Nobel Perdamaian ini sekaligus menegaskan bahwa perubahan iklim adalah ancaman besar bagi terwujudnya dunia yang damai. Juga mengukuhkan bahwa tindakan yang menolak Protokol Kyoto merupakan tindak terorisme ekologis, sebagai suatu pernyataan perang yang tidak ada habis-habisnya terhadap bumi dan manusia. Sebagaimana ditegaskan oleh Vandhana Shiva seorang cendekiawan India terpandang dan seorang aktifis sosial tingkat dunia menyatakan “dengan menolak menandatangani Protokol Kyoto, Presiden Bush telah melakukan tindak terorisme ekologis pada sejumlah besar komunitas yang mungkin akan lenyap karena pemanasan global”.

Pesta Pora Para Serigala
Mempertahankan gaya hidup american style yang menjadi dasar Presiden Bush untuk tetap bebal menolak menandatangi Protokol Kyoto menyebabkan rendahnya komitmen negara-negara maju untuk memecahkan persoalan genting ini.
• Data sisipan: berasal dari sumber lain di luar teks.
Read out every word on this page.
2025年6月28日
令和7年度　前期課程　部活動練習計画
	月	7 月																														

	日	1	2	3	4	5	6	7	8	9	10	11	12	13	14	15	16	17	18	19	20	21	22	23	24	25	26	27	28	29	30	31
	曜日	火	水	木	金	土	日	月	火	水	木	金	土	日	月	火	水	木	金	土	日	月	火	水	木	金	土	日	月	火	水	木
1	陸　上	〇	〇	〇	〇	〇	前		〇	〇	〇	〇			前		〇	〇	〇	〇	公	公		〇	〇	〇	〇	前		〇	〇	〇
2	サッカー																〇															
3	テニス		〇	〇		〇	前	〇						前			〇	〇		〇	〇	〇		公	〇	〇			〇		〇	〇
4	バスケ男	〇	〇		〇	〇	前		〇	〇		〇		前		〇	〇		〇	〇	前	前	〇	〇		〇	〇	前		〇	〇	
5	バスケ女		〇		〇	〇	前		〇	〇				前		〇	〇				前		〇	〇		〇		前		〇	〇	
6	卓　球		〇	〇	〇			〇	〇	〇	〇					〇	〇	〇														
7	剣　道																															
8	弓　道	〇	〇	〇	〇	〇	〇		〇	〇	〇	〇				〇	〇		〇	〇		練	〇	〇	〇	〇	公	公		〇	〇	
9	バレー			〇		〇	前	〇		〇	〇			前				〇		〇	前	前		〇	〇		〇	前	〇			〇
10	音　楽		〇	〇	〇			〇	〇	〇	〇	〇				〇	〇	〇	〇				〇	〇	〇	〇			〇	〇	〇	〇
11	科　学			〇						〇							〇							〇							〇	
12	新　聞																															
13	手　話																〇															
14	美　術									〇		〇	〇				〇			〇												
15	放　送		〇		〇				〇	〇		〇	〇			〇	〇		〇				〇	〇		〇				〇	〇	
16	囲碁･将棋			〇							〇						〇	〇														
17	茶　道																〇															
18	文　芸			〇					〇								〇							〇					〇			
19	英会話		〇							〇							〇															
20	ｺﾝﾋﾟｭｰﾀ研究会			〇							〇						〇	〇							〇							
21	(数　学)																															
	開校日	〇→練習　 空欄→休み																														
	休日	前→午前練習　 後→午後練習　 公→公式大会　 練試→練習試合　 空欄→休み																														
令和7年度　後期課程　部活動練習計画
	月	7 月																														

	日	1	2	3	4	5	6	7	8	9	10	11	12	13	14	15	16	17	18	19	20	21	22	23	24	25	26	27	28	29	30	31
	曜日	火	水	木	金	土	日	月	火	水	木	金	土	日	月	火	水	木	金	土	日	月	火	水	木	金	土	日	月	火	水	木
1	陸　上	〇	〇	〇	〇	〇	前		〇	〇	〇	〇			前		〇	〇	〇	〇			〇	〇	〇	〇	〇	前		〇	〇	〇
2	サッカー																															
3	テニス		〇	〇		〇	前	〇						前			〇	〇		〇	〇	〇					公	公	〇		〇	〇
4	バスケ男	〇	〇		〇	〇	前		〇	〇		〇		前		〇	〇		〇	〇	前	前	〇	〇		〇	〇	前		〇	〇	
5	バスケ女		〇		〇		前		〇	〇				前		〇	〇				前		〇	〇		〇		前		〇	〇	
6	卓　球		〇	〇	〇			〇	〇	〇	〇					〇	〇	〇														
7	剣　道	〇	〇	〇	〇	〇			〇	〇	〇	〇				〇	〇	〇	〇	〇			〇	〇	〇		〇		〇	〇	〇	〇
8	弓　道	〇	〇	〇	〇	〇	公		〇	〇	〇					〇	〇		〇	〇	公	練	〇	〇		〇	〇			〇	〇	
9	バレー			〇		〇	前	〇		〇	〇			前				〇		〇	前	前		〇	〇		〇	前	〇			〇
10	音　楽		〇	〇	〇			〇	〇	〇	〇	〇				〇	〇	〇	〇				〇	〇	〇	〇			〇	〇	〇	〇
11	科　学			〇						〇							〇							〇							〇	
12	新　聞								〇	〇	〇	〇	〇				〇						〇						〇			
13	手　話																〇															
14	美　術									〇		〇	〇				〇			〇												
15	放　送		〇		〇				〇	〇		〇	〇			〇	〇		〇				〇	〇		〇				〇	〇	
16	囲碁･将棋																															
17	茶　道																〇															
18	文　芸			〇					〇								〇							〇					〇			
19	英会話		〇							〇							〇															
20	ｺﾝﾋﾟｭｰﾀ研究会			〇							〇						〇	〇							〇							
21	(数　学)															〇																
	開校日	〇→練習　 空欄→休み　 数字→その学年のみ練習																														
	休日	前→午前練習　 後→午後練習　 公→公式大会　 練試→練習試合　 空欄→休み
Negara-negara barat, amerika dan eropa, adalah penyumbang emisi gas rumah kaca terbesar. Penduduk Amerika, Kanada, dan Eropa hanya 20,1 persen dari total warga dunia, namun mengkonsumsi hingga 59,1 persen energi dunia. Sedangkan penduduk di benua Afrika dan kawasan Amerika Latin yang 21,4 persen dari populasi dunia hanya mengkonsumsi 10,3 persen.
Data tahun 1990 menunjukkan, total emisi gas rumah kaca mencapai 13,7 Gt (gigaton), yang secara berturut-turut disumbang Amerika (36,1 persen), Rusia (17,4 persen), Jepang (8,5 persen), Jerman (7,4 persen), Inggris (4,2 persen), Kanada (3,3 persen), Italia (3,1 persen), Polandia (3 persen), Prancis (2,7 persen), dan Australia (2,1 persen)
Krisis iklim adalah isu politik ekonomi. Ini adalah soal penguasaan akses ekonomi, alokasi sumber ekonomi, dan distribusi manfaat atas sumber-sumber ekonomi, serta siapa yang memperoleh manfat (keuntungan), siapa yang menanggung biaya (biaya kerusakan/pencemaran lingkungan).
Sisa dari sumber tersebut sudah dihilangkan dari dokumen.